2003年のワタリムでの展示を見逃して以来、
ずっと生で見たかったHENRY DARGERをやっと見る事が出来ました。
<ヘンリー・ダーガー 少女たちの戦いの物語-夢の楽園>原美術館にて。
その孤独でひと癖ある生涯と
とにかく一度見てびっくりしちゃう絵と色とモチーフと病的な精神ばかり知識にあったけれども、
時が経つにつれ、だた目をひくだけでない何かを感じられたのでした。
ダーガーの独特なおぼつかない絵のタッチは、
写真やイラストをトレースして描かれたことも多かったっらしく
そのせいでの妙なコピー感とか自分の手で一から描いたのとは違う
妙なリアル感(遠近感とか)が織り混ざって、
確かに実際コラージュもされてたりするんだけど
手描きの中にも実はコラージュめいた部分があって、
それが心地よい違和感のある非現実さを醸し出している。(いやかなり堂々と放出している?)

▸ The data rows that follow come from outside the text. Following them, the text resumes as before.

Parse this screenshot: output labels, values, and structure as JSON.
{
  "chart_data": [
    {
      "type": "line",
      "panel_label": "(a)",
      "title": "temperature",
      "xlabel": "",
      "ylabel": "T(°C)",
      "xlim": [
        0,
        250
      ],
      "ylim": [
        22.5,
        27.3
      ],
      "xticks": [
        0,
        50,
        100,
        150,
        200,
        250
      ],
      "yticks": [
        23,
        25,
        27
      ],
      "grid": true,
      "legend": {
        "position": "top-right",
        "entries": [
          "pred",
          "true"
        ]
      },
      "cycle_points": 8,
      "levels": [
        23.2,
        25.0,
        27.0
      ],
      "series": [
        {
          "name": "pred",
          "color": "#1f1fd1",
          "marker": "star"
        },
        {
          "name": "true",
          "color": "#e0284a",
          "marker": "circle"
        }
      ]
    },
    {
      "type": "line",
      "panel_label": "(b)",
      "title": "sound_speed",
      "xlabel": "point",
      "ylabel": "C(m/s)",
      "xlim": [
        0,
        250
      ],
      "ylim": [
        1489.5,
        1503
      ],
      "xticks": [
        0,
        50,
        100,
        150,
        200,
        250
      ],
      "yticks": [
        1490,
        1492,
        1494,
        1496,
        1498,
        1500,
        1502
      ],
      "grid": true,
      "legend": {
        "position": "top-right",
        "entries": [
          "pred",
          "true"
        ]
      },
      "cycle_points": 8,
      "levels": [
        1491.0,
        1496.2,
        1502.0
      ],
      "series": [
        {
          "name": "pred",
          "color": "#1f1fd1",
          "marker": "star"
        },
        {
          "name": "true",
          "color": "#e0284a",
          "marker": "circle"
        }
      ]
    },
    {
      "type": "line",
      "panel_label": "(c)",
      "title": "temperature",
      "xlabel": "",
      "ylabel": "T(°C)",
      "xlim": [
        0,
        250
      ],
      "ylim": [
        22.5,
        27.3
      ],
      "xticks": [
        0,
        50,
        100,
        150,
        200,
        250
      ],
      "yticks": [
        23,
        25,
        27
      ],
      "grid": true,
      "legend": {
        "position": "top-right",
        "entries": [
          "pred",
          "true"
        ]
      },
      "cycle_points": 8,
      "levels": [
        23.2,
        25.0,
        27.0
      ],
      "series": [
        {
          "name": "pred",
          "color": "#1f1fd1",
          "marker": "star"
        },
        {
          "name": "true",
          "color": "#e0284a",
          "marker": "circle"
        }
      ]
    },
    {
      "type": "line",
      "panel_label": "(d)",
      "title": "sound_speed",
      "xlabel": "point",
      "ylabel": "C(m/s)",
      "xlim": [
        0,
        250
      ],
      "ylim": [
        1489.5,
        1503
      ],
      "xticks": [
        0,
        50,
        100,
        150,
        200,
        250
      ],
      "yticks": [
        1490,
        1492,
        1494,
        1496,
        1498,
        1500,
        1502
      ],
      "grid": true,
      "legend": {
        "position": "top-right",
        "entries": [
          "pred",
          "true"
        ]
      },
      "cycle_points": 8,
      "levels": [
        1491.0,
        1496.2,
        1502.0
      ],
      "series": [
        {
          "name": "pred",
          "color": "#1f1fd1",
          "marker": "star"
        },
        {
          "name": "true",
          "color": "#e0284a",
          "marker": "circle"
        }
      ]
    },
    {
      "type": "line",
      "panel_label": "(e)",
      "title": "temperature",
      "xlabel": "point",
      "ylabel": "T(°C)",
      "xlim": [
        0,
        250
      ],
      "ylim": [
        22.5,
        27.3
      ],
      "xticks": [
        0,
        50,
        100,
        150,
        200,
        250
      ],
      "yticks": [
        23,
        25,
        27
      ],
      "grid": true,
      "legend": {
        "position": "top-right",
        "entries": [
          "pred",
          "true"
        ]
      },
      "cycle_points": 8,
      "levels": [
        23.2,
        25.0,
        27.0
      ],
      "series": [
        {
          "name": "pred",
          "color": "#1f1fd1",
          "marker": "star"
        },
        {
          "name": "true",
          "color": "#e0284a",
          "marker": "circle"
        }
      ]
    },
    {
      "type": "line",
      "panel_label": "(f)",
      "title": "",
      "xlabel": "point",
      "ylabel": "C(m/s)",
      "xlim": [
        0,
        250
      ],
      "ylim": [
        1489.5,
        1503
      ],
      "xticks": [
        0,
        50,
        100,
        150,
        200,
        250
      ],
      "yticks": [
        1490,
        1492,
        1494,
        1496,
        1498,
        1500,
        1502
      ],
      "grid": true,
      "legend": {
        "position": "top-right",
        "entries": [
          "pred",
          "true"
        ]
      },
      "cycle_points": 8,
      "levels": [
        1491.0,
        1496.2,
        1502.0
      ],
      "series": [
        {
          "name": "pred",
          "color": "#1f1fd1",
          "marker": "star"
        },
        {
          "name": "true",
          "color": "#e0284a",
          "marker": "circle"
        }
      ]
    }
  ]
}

改めて原画を見ると、一枚の大きく長めの紙の表と裏、両面に絵を描いていた。
後ろ側に透けても気にしてなさそう…。
鉛筆で描いた下書きの上からボールペンだか何かで清書されていた。
線の色を変えることや何やらを意図的にしていたのかな。
これでもか!というくらい戦争のごちゃごちゃを貼りまくって汚した。
画面いっぱいふんだんに色とりどり、形も様々な花々を集め描いた。
パノラマサイズの絵と、水色のきれいな空や、色の組み合わせだとか…
やっぱり素晴らしいな。
ダーガー展を鑑賞している人の中には指差して笑う人もいれば、
小さな子供を連れてくる人もいて、
人それぞれの価値観や見方・捉え方の違いの差が結構ある気がした。
…なんか、変わった展示だな。(と我に返って思う)
2008年にはどうやらドキュメンタリー映画が公開予定らしい。(シネマライズ)
変なイメージになってなければ良いなぁ。